Overlooking this Renaissance-style garden is a commanding 17th-century building, originally a military hospital modelled on Les Invalides in Paris. This faintly incongruous site has been home to the Irish Museum of Modern Art (IMMA) since its establishment in 1991. Three years previously it was one of the venues for the last of the ROSC art exhibitions – its name an Irish word roughly translated as ‘the poetry of vision’– which ran from 1967–88. More than a simple coincidence of venue, these two events – the discontinuation of ROSC and the establishment of IMMA – were intimately connected.
This year, IMMA marks the half-century since the first of these seminal exhibitions. ROSC ’67 was, by all accounts, a seismic event. Founded by one of Ireland’s foremost modern architects, Michael Scott, the show, featuring work by Picasso, Miro, de Kooning, and Bacon, has been described as Ireland’s Armory Show, though it could equally represent Ireland’s answer to the 1910 Post-Impressionist exhibition in London: a show of modern art for a more or less unfamiliar public. (Funnily enough, Dublin was, in 1908, home to the world’s first public gallery of modern art, the product of a short-lived progressive approach to the visual arts.) Critical focus upon ROSC has tended to emphasise the ‘controversies’ and ‘outrages’ it provoked, sometimes at the expense of its genuine successes. Controversies there were, particularly as later instalments expanded to include contemporary work, work by Irish artists (a source of particular dispute), and, from 1980, performance and installation art.
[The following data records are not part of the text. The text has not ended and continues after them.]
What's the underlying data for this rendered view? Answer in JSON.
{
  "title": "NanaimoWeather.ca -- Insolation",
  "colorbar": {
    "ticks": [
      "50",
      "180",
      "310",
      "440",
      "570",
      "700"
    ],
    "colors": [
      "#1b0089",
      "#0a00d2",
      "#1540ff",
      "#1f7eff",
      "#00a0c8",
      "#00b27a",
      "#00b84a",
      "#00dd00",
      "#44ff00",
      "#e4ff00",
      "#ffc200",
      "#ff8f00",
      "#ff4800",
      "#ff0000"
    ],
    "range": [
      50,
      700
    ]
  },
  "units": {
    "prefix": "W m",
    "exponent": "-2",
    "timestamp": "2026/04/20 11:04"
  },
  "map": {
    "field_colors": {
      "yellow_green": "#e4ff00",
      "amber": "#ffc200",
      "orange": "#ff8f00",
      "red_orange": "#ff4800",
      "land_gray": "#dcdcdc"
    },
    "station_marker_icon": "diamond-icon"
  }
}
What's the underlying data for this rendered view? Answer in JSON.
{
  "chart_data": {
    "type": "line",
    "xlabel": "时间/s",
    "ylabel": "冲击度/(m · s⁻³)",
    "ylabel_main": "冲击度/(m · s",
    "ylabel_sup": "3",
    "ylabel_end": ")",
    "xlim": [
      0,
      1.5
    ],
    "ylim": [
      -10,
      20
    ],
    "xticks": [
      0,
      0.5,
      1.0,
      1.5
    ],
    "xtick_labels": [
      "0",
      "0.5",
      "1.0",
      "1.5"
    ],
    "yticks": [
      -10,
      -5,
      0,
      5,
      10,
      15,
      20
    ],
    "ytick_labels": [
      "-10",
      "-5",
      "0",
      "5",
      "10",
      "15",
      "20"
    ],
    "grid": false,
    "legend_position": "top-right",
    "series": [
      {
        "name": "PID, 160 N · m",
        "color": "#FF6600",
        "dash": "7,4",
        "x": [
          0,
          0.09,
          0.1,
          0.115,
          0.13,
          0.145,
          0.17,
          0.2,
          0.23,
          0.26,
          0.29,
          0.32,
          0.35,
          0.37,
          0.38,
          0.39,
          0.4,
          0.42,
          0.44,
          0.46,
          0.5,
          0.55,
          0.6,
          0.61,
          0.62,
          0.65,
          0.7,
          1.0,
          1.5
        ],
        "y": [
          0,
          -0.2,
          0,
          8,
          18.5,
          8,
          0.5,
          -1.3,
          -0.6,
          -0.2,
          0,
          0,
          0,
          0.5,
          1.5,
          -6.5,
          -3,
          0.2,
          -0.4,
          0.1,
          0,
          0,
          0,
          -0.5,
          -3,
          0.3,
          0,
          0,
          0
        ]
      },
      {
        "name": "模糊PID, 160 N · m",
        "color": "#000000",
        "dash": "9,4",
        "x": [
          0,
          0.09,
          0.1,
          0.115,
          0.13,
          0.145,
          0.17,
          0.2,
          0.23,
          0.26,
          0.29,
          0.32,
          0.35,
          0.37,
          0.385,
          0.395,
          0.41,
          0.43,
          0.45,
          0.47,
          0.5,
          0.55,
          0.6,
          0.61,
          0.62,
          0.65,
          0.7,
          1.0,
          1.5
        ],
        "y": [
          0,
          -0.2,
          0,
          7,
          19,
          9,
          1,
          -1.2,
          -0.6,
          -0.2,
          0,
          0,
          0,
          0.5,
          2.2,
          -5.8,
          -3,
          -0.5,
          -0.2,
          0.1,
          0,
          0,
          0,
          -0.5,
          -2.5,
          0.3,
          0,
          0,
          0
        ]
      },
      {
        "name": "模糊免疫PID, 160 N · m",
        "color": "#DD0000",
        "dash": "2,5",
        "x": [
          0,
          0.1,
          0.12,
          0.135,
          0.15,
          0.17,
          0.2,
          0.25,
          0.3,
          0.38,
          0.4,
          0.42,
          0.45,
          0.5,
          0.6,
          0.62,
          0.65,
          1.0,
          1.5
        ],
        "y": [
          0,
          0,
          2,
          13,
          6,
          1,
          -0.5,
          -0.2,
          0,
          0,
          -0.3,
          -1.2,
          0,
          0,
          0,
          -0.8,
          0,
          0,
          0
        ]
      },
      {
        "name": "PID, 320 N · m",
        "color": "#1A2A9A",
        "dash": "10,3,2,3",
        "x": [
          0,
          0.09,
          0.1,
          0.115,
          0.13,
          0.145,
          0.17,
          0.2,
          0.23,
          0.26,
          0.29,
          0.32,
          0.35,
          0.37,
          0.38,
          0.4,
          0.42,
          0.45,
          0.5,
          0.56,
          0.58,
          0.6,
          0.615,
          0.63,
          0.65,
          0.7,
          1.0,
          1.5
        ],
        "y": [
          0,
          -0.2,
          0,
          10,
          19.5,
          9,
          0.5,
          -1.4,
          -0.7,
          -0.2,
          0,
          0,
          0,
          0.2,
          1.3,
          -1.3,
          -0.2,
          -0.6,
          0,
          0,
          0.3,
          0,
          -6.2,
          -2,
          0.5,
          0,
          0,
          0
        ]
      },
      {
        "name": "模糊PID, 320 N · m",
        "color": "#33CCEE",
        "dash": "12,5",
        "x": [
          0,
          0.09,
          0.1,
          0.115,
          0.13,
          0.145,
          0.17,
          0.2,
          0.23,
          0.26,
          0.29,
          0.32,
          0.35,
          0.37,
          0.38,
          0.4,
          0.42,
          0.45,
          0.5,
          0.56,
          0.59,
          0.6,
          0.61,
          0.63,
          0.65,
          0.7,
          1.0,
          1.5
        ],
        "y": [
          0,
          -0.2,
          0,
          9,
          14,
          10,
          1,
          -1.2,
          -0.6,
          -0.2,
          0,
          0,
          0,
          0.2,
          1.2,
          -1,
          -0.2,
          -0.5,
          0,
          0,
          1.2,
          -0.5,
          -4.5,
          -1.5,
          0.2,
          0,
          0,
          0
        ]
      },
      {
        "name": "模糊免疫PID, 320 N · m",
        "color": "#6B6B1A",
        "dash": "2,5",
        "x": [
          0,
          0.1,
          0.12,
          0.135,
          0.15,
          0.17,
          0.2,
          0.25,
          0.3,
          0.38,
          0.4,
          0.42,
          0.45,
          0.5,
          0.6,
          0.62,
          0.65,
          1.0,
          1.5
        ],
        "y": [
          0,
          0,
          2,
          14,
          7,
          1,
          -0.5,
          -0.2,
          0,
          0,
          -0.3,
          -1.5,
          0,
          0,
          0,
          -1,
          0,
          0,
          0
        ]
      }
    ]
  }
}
Official public statements about ROSC reflect this changing set of priorities. In the first show, modern work (mostly painting) was exhibited alongside works of Celtic art (high crosses, stone pillars, gold artefacts), a formalist gesture intended to justify the abstractions of modernism by reference to those of antiquity, which brought with it a whiff of the primitivism of high modernism itself: think Picasso’s enthusiasm for ‘primal’ African sculpture. The catalogue for ROSC ’71 placed it within the wider culture of contemporary periodical exhibitions, specifically Documenta. It was also saddled with an educational remit, and frequently cast as a substitute for a permanent institution dedicated to modern and contemporary art; in her introduction to the 1980 catalogue, artist Dorothy Walker called ROSC ‘a quadrennial Museum of Modern Art for the Irish public’.
As such, IMMA represents a key piece of visual art infrastructure for which ROSC was a long-running and provisional substitute. In dedicating a portion of this year’s programme to ROSC, IMMA is exploring its own origins as well as, arguably, repaying a debt. So far, one inaugural discussion-based event has taken place, and an exhibition – based on the holdings of the National Irish Visual Arts Library relating to ROSC – runs until 18 June. Further events, including a symposium on ROSC’s legacy, are to follow.
There has been much focus on the past in Ireland recently, in light of last year’s centenary of the 1916 Rising. IMMA’s ‘Ireland 2016’ programme was exemplary in this respect. Elsewhere, however, institutions are looking to the future. In the last few months, several new appointments have been made which promise to contribute to the experimental contemporary art scene in the city. Lívia Páldi joins the innovative Projects Arts Centre as curator of visual arts, while Irish curator Georgina Jackson has been appointed director of the Douglas Hyde Gallery, Trinity College Dublin, replacing John Hutchinson, whose singular vision has been a steering force in the Irish art world for the past 25 years.
In a recent solo exhibition at the Douglas Hyde, artist Sean Lynch included – alongside a set of photographs of the hammy ‘heritage displays’ at the Burren Centre in Kilfenora, Co. Clare – the original 12th-century Tau Cross of Kilnaboy, itself previously exhibited at ROSC ’67. Standing in the Douglas Hyde, surrounded by the blatant kitsch of Lynch’s photographs, I was unsure if the cross was real or not. This is typical of Lynch’s skewed anthropological approach, making strangely comic matter out of what seems otherwise unremarkable. In contrast to its treatment within ROSC, the Tau Cross here looked parodic, jarring. By refusing to make it mythic, Lynch gave it a theatrical, living quality – providing, in the process, an object lesson in how we might handle the relics of a charged cultural heritage.